I disagree. It often saves artist time to use a procedural. You don´t have to unwrap and you can just throw it at a bunch of objects. The render might take longer but longer render times often don´t matter.
This. I prefer usage that strikes a good balance between “procedural” and using image textures. Use procedurals for creating coordinates or masks, not the final texture used by a material (color, normal, etc). If you do, cache the result via baking or rendering (too bad we don’t have an automated cache node).
Low and slow or high and fast… or somewhere in between.
Of course images aren’t always better. Just most of the time. There’s certainly situations when it’s
faster to use a procedural, or to take a mixed approach. You don’t necessarily have to unwrap your object to use an image, there’s triplanar mapping and the like after all, which will work perfectly fine for grunge, architecture, nature, etc. - anything that doesn’t have a precise pattern. But even with more man-made, less boxy things, an unwrap doesn’t necessarily take a long time when you’re not doing memory-restricted hero-assets for realtime.
All I’m saying is use the right tool for the job, and there’s no point in limiting yourself needlessly.
Don’t get me wrong, it’s often fun to make a procedural material in a sort of “Look mom! No images!” sort of way, but then you’re just playing around instead of doing your job
As for performance - it always matters, if only for how much time you’ll waste waiting for preview renders. And for every minute of animation, shaving off a second per frame means half an hour shorter render. It stacks up real quick.
As I said, I disagree. For my work (usually product viz with lots of imported CAD geometry) procedurals most of the time work better for me. I rarely use bitmaps.
So, as you say, use the right tool for the job. And procedurals are often the right tool.
Faster previews are nice indeed but shaving off a second per frame is not really relevant to me. My renders usually take somewhere around 30 to 60 minutes per frame on my home PC. Since rendering is dirt cheap these days it doesn´t really matter to me if I can shave off 10 or 20 percent of the rendering price by using bitmaps instead of procedurals.
Until your boss: “We need you to change this tiny thing, you have 20 minutes”, and you know it involves setting up the change and the render must be a full re-render.
Proc vs images, it also depends heavily on what the texture is. I much prefer proc for random stuff, bumps and so on. But if I need text and labels, specific round stone pattern, or any pattern that is hard to impossible to do, why would I even try? That said, I do proc patterns more than is probably healthy, but that’s what I’ve always been most fascinated with.
I have no boss but If I run into deadline issues I simply render with 200 instead of 50 render slaves. It doesn´t matter that much price wise.
Well, procedurals are obviously a bad choice for text and labels and I doubt anybody would disagree. Patterns that are impossible to do, well, they are impossible, so it doesn´t make sense.
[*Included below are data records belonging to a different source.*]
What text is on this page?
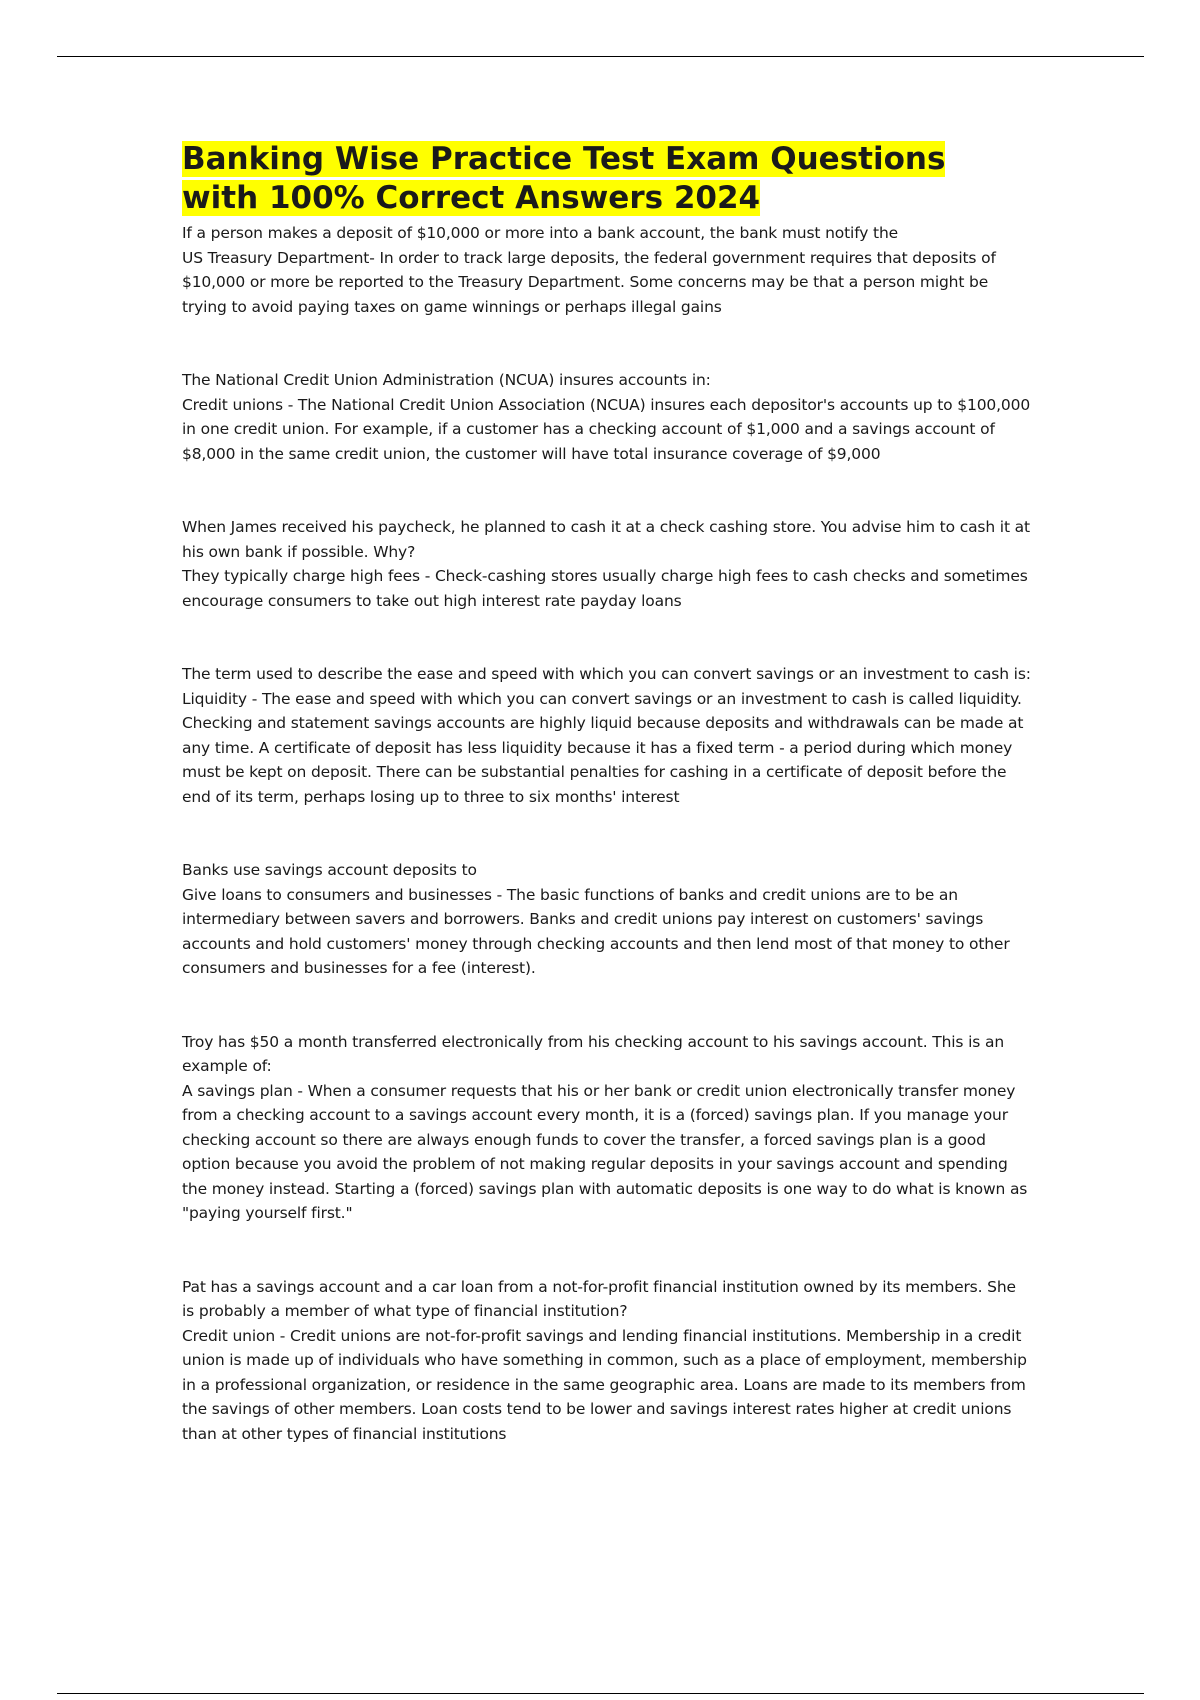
Banking Wise Practice Test Exam Questions with 100% Correct Answers 2024

If a person makes a deposit of $10,000 or more into a bank account, the bank must notify the

US Treasury Department- In order to track large deposits, the federal government requires that deposits of $10,000 or more be reported to the Treasury Department. Some concerns may be that a person might be trying to avoid paying taxes on game winnings or perhaps illegal gains

The National Credit Union Administration (NCUA) insures accounts in:

Credit unions - The National Credit Union Association (NCUA) insures each depositor's accounts up to $100,000 in one credit union. For example, if a customer has a checking account of $1,000 and a savings account of $8,000 in the same credit union, the customer will have total insurance coverage of $9,000

When James received his paycheck, he planned to cash it at a check cashing store. You advise him to cash it at his own bank if possible. Why?

They typically charge high fees - Check-cashing stores usually charge high fees to cash checks and sometimes encourage consumers to take out high interest rate payday loans

The term used to describe the ease and speed with which you can convert savings or an investment to cash is:

Liquidity - The ease and speed with which you can convert savings or an investment to cash is called liquidity. Checking and statement savings accounts are highly liquid because deposits and withdrawals can be made at any time. A certificate of deposit has less liquidity because it has a fixed term - a period during which money must be kept on deposit. There can be substantial penalties for cashing in a certificate of deposit before the end of its term, perhaps losing up to three to six months' interest

Banks use savings account deposits to

Give loans to consumers and businesses - The basic functions of banks and credit unions are to be an intermediary between savers and borrowers. Banks and credit unions pay interest on customers' savings accounts and hold customers' money through checking accounts and then lend most of that money to other consumers and businesses for a fee (interest).

Troy has $50 a month transferred electronically from his checking account to his savings account. This is an example of:

A savings plan - When a consumer requests that his or her bank or credit union electronically transfer money from a checking account to a savings account every month, it is a (forced) savings plan. If you manage your checking account so there are always enough funds to cover the transfer, a forced savings plan is a good option because you avoid the problem of not making regular deposits in your savings account and spending the money instead. Starting a (forced) savings plan with automatic deposits is one way to do what is known as "paying yourself first."

Pat has a savings account and a car loan from a not-for-profit financial institution owned by its members. She is probably a member of what type of financial institution?

Credit union - Credit unions are not-for-profit savings and lending financial institutions. Membership in a credit union is made up of individuals who have something in common, such as a place of employment, membership in a professional organization, or residence in the same geographic area. Loans are made to its members from the savings of other members. Loan costs tend to be lower and savings interest rates higher at credit unions than at other types of financial institutions
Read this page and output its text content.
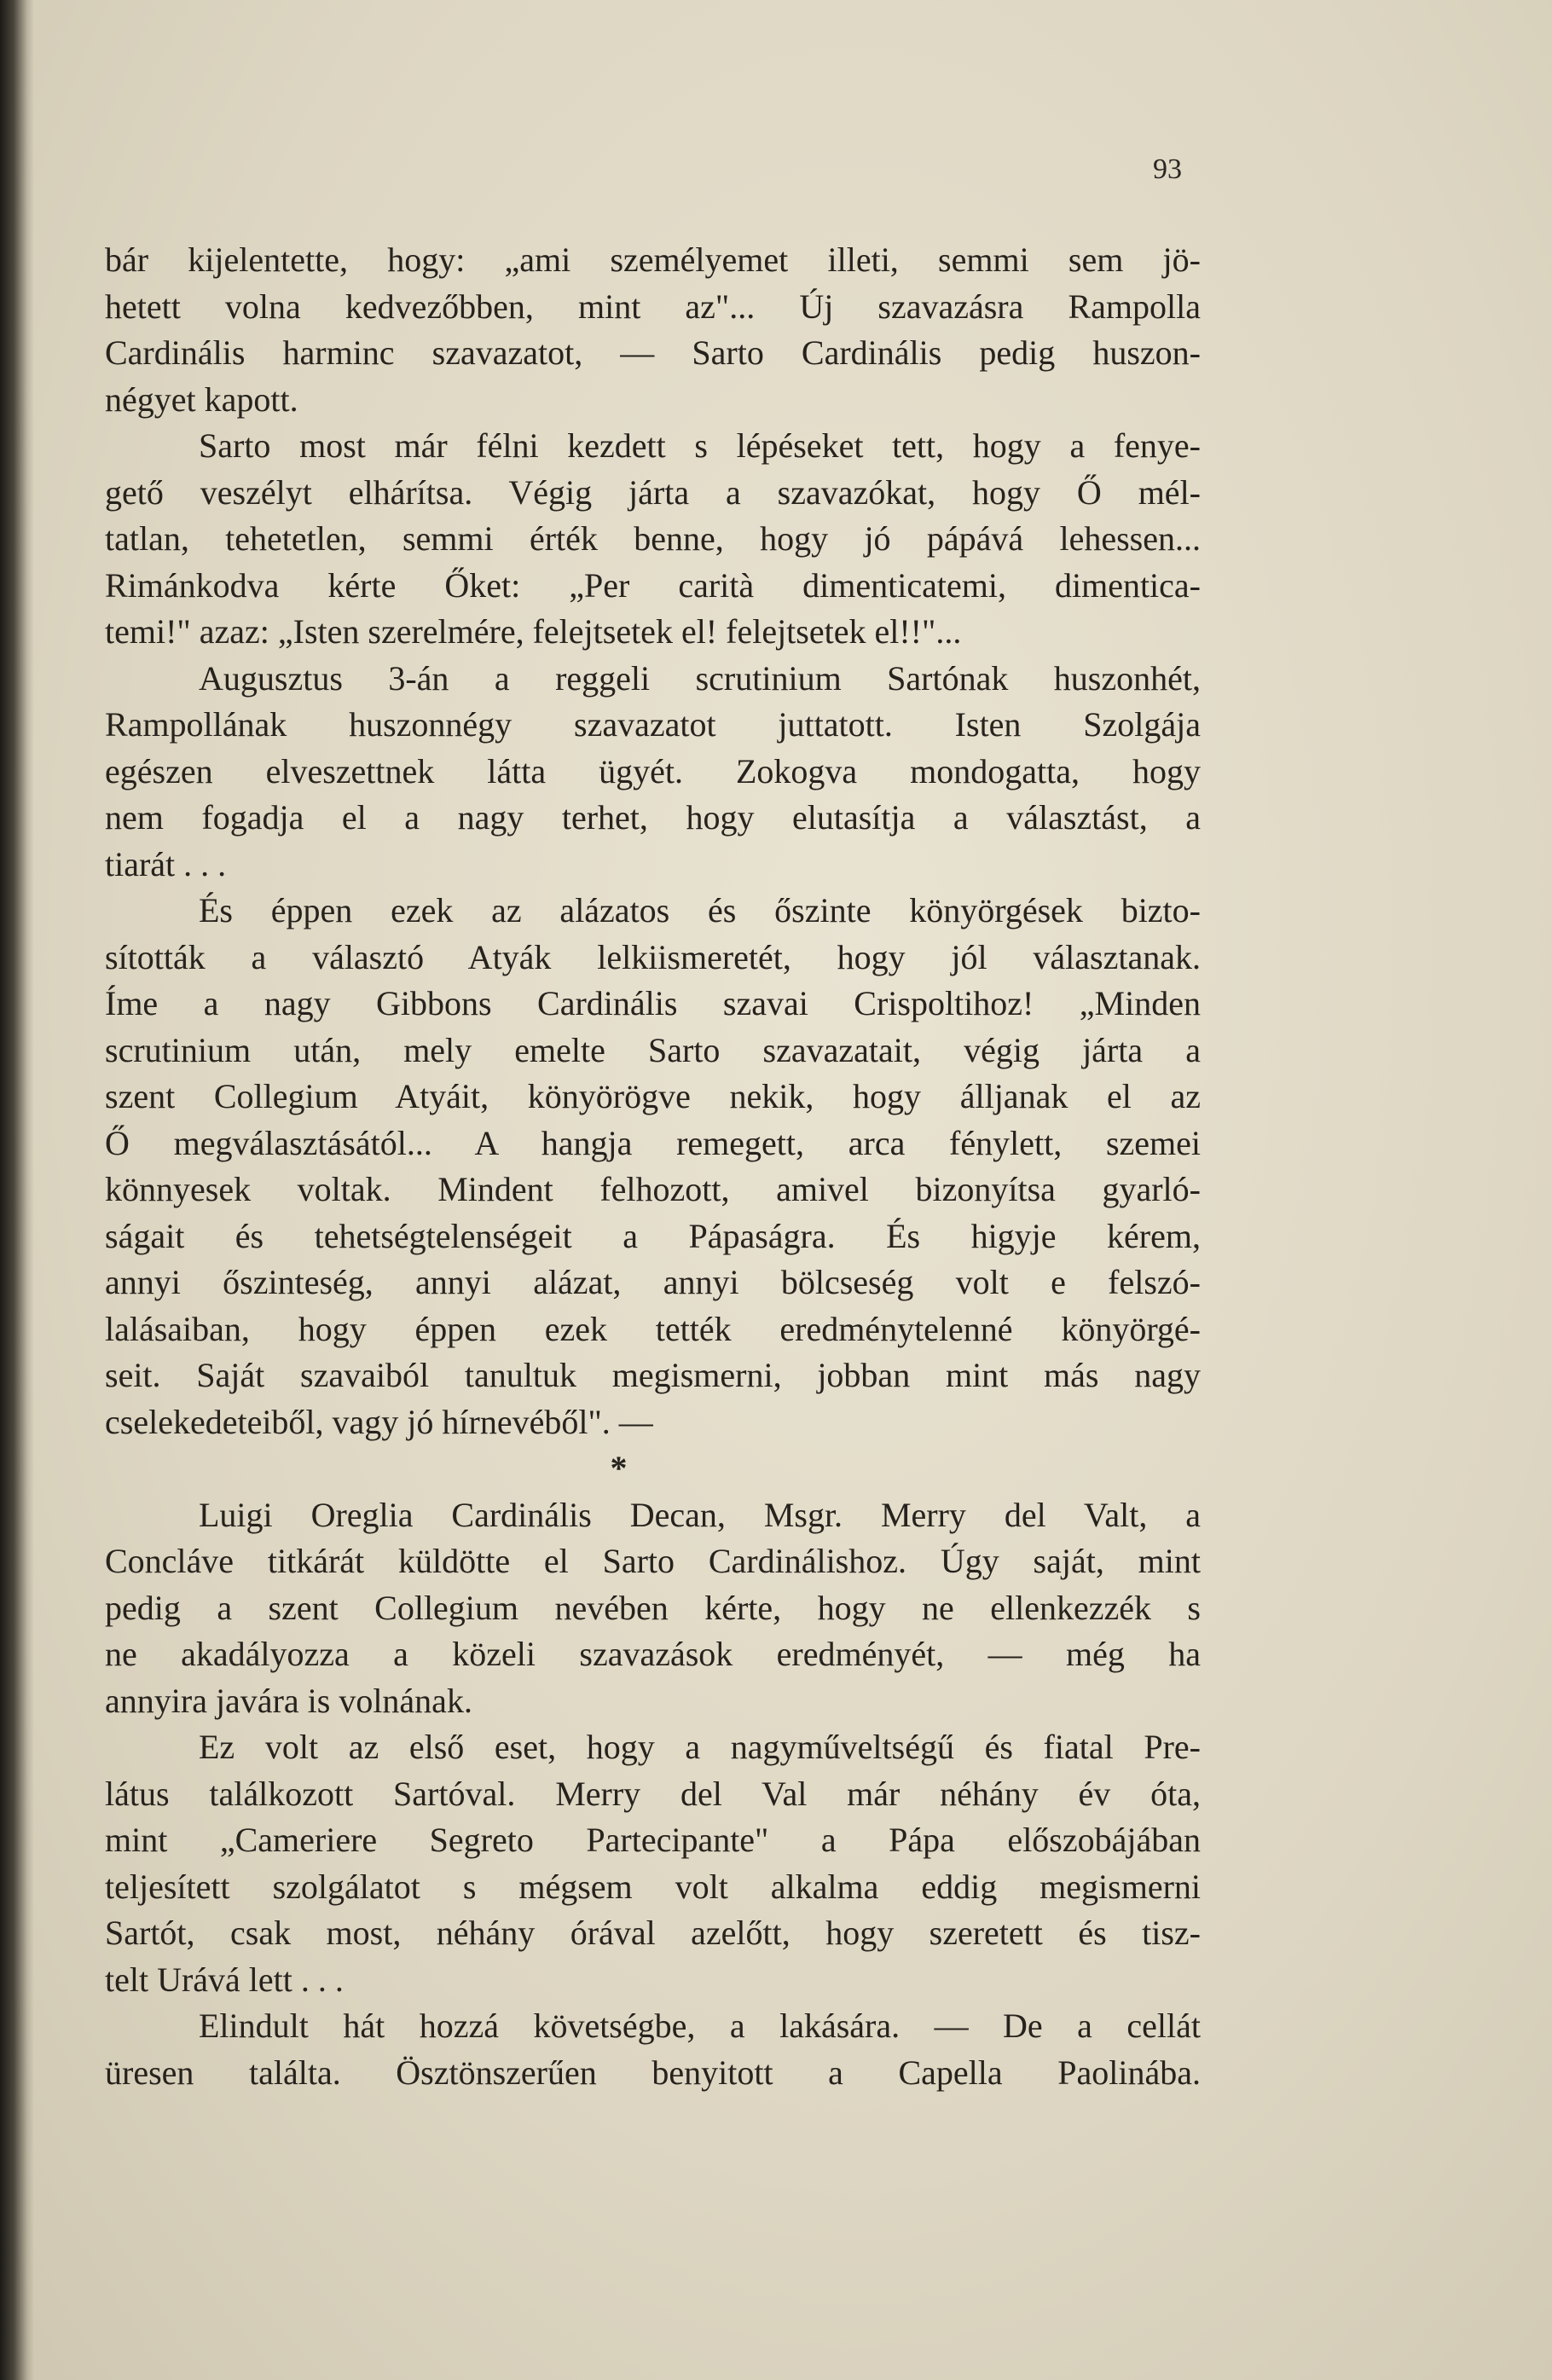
93
bár kijelentette, hogy: „ami személyemet illeti, semmi sem jö-
hetett volna kedvezőbben, mint az"... Új szavazásra Rampolla
Cardinális harminc szavazatot, — Sarto Cardinális pedig huszon-
négyet kapott.
Sarto most már félni kezdett s lépéseket tett, hogy a fenye-
gető veszélyt elhárítsa. Végig járta a szavazókat, hogy Ő mél-
tatlan, tehetetlen, semmi érték benne, hogy jó pápává lehessen...
Rimánkodva kérte Őket: „Per carità dimenticatemi, dimentica-
temi!" azaz: „Isten szerelmére, felejtsetek el! felejtsetek el!!"...
Augusztus 3-án a reggeli scrutinium Sartónak huszonhét,
Rampollának huszonnégy szavazatot juttatott. Isten Szolgája
egészen elveszettnek látta ügyét. Zokogva mondogatta, hogy
nem fogadja el a nagy terhet, hogy elutasítja a választást, a
tiarát . . .
És éppen ezek az alázatos és őszinte könyörgések bizto-
sították a választó Atyák lelkiismeretét, hogy jól választanak.
Íme a nagy Gibbons Cardinális szavai Crispoltihoz! „Minden
scrutinium után, mely emelte Sarto szavazatait, végig járta a
szent Collegium Atyáit, könyörögve nekik, hogy álljanak el az
Ő megválasztásától... A hangja remegett, arca fénylett, szemei
könnyesek voltak. Mindent felhozott, amivel bizonyítsa gyarló-
ságait és tehetségtelenségeit a Pápaságra. És higyje kérem,
annyi őszinteség, annyi alázat, annyi bölcseség volt e felszó-
lalásaiban, hogy éppen ezek tették eredménytelenné könyörgé-
seit. Saját szavaiból tanultuk megismerni, jobban mint más nagy
cselekedeteiből, vagy jó hírnevéből". —
*
Luigi Oreglia Cardinális Decan, Msgr. Merry del Valt, a
Concláve titkárát küldötte el Sarto Cardinálishoz. Úgy saját, mint
pedig a szent Collegium nevében kérte, hogy ne ellenkezzék s
ne akadályozza a közeli szavazások eredményét, — még ha
annyira javára is volnának.
Ez volt az első eset, hogy a nagyműveltségű és fiatal Pre-
látus találkozott Sartóval. Merry del Val már néhány év óta,
mint „Cameriere Segreto Partecipante" a Pápa előszobájában
teljesített szolgálatot s mégsem volt alkalma eddig megismerni
Sartót, csak most, néhány órával azelőtt, hogy szeretett és tisz-
telt Urává lett . . .
Elindult hát hozzá követségbe, a lakására. — De a cellát
üresen találta. Ösztönszerűen benyitott a Capella Paolinába.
As for “hard” to do, this really depends. Sometimes it makes sense to invest some time in order to save time down the road. Sometimes it doesn´t pay out, so it depends on your experience if you can predict if an investment is worth it.
Anyways, if you enjoy making procedural patterns and they don´t allways pay off I see no issue with doing it anyways. If the only driving factor of your work is what makes the most economic sense then you should probably quit your job and become a consultant.